Uma empresa de mineração explorava amianto em um pequeno município ao sudoeste da Bahia. Na década de 60, quando outra e mais produtiva mina foi descoberta em Goiás, a empresa mudou de estado. Sem saber do risco, ao longo das décadas seguintes, a população do município baiano retirou as pedras da antiga mina e usou-as para construir casas e pavimentar ruas. Como resultado, uma cidade totalmente exposta ao amianto – fibra de origem mineral usada pelo homem desde a Antigüidade, quando era misturada ao barro para a fabricação de utensílios domésticos, e hoje reconhecida como grande vilão da saúde.

Essa é a história de Bom Jesus da Serra, revelada em 2007 pelo médico Hermano Castro, do Centro de Estudos da Saúde do Trabalhador e Ecologia Humana (Cesteh) da Fiocruz. Relatório sobre o caso foi encaminhado pelo pesquisador ao Ministério Público da Bahia. “Uma das primeiras providências já tomadas foi isolar a região da antiga mina, para evitar que a população continue retirando o material”, diz Castro, que aguarda, agora, um contato da Secretaria da Saúde da Bahia.

Segundo pesquisa do Cesteh, os mais afetados pelo amianto são os operários das minas e das indústrias têxtil e de fibrocimento – material usado para produzir telhas e caixas d’água. Desde 1996, os pesquisadores da Fiocruz acompanham cerca de 300 trabalhadores dessas indústrias, dos quais pelo menos 40 já foram diagnosticados com asbestose, fibrose pulmonar progressiva causada pelo amianto. Quanto à mortalidade, o estudo apresenta dez óbitos de trabalhadores, cujas causas foram asbestose, câncer de pulmão e mesotelioma de pleura. O mesotelioma é um tipo de câncer que atinge a pleura, membrana que reveste o pulmão; o pericárdio, que recobre o coração; e o peritônio, que forra a cavidade abdominal. Após o aparecimento da doença, a sobrevida fica em torno de apenas dois a três anos.

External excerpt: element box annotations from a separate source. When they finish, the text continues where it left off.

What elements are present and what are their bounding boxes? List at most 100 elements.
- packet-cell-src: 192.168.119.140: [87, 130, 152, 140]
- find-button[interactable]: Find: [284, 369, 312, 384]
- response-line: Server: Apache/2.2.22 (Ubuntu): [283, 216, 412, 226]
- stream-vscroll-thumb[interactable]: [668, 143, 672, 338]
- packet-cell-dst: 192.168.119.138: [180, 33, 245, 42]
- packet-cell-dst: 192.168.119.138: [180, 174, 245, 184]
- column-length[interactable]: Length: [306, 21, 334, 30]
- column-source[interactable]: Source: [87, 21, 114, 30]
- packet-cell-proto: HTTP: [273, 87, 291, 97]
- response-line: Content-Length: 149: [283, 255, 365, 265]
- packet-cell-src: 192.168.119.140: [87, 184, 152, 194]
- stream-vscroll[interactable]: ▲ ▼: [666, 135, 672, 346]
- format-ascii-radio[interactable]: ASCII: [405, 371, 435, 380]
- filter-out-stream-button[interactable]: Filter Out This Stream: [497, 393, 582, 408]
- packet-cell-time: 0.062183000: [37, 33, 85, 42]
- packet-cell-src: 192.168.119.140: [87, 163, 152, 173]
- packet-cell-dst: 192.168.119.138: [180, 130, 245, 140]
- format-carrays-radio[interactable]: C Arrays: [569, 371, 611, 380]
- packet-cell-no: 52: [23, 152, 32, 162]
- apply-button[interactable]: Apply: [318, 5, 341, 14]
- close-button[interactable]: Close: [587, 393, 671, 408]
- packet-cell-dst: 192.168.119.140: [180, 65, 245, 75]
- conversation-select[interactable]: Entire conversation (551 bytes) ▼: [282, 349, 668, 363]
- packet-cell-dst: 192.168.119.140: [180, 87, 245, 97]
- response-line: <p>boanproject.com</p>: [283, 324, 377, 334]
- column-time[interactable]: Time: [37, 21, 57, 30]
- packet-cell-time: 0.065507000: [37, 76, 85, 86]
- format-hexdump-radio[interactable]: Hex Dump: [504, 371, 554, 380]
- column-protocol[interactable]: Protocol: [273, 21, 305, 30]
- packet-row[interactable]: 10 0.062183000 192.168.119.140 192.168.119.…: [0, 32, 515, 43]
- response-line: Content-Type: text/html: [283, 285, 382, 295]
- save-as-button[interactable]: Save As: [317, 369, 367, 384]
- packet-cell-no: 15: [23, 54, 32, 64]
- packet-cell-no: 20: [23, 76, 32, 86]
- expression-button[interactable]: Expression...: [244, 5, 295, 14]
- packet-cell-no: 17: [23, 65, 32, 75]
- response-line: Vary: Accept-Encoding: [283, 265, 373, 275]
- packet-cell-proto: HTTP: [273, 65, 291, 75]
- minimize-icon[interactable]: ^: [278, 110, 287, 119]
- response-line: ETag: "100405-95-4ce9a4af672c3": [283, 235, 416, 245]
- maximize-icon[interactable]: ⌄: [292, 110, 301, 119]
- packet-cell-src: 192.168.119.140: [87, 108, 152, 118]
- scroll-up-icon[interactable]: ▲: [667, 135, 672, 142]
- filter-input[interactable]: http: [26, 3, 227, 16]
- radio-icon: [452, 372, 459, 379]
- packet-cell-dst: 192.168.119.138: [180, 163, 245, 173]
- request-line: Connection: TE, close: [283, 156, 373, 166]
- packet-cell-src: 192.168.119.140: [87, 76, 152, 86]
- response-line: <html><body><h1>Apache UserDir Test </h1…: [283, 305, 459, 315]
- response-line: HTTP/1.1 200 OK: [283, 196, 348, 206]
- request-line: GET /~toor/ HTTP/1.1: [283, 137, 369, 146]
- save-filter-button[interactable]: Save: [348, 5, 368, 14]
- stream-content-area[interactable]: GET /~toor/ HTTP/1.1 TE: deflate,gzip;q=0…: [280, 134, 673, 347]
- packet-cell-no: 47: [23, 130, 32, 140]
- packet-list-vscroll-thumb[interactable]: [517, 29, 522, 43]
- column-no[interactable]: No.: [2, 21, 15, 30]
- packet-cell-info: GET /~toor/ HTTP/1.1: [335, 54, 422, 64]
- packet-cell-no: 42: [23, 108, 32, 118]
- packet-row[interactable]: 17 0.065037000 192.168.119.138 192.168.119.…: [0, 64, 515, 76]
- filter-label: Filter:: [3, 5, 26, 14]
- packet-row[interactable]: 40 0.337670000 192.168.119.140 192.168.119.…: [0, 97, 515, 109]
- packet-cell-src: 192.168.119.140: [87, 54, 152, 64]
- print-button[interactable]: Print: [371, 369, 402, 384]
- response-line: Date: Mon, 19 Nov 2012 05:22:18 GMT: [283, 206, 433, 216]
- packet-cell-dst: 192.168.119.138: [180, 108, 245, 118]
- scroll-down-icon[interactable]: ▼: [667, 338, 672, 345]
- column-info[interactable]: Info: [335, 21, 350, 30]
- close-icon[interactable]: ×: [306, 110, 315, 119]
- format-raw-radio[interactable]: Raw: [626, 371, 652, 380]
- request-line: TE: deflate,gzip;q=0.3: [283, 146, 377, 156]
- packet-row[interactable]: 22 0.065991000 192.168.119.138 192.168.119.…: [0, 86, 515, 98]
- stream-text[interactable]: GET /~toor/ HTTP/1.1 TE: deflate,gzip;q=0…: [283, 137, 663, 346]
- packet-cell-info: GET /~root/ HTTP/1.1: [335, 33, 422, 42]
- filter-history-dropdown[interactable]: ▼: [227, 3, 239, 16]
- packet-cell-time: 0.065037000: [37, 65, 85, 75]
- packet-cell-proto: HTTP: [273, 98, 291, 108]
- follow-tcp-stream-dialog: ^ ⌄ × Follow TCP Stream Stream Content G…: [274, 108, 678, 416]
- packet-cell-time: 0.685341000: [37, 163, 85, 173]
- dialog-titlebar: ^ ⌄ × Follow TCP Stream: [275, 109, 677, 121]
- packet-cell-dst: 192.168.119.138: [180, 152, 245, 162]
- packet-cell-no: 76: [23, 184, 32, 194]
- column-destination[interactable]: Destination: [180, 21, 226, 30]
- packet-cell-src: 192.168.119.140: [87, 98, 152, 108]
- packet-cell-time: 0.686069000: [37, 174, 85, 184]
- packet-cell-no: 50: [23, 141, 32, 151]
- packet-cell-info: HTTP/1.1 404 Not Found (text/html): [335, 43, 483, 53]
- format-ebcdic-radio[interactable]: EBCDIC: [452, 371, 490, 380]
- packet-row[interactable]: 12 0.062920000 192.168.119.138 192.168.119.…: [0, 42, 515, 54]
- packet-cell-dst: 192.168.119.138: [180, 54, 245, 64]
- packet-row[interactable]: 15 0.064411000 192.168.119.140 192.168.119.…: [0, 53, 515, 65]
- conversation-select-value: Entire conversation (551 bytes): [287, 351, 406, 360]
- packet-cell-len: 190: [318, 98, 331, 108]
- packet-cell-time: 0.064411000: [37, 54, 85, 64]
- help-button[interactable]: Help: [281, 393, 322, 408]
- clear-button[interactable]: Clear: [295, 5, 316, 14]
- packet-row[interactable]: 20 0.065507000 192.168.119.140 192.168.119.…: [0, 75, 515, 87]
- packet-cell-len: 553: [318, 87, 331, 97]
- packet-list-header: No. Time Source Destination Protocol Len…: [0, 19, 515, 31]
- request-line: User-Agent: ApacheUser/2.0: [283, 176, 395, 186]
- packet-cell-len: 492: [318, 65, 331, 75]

A mortalidade por esta doença no Brasil foi alvo de uma pesquisa inédita conduzida pelo Cesteh com financiamento do Conselho Nacional de Desenvolvimento Científico e Tecnológico (CNPq). O trabalho – já submetido à publicação em revista científica – mostrou que, de 1980 a 2003, mais de 2.400 pessoas morreram em decorrência do mesotelioma, câncer quase exclusivamente causado pela exposição ao amianto.

Ao longo dos 23 anos estudados, a mortalidade por mesotelioma foi crescente: houve 50 óbitos em 1980, contra 179 em 2003 – e os números podem estar subestimados, principalmente devido à dificuldade de diagnóstico. O maior número de mortes foi registrado nas regiões Sul e Sudeste. São Paulo e Rio de Janeiro foram os estados com mais óbitos no período estudado: 691 e 422, respectivamente. “Isso já era previsto, devido à concentração populacional nessas regiões. Um dado inesperado foi que 46,2% das mortes ocorreram em mulheres, proporção elevada em comparação a outros países”, conta o médico Francisco Pedra, um dos responsáveis pela pesquisa. “Uma possível explicação seriam atividades como a indústria têxtil, em que a força de trabalho feminina é muito numerosa no Brasil”.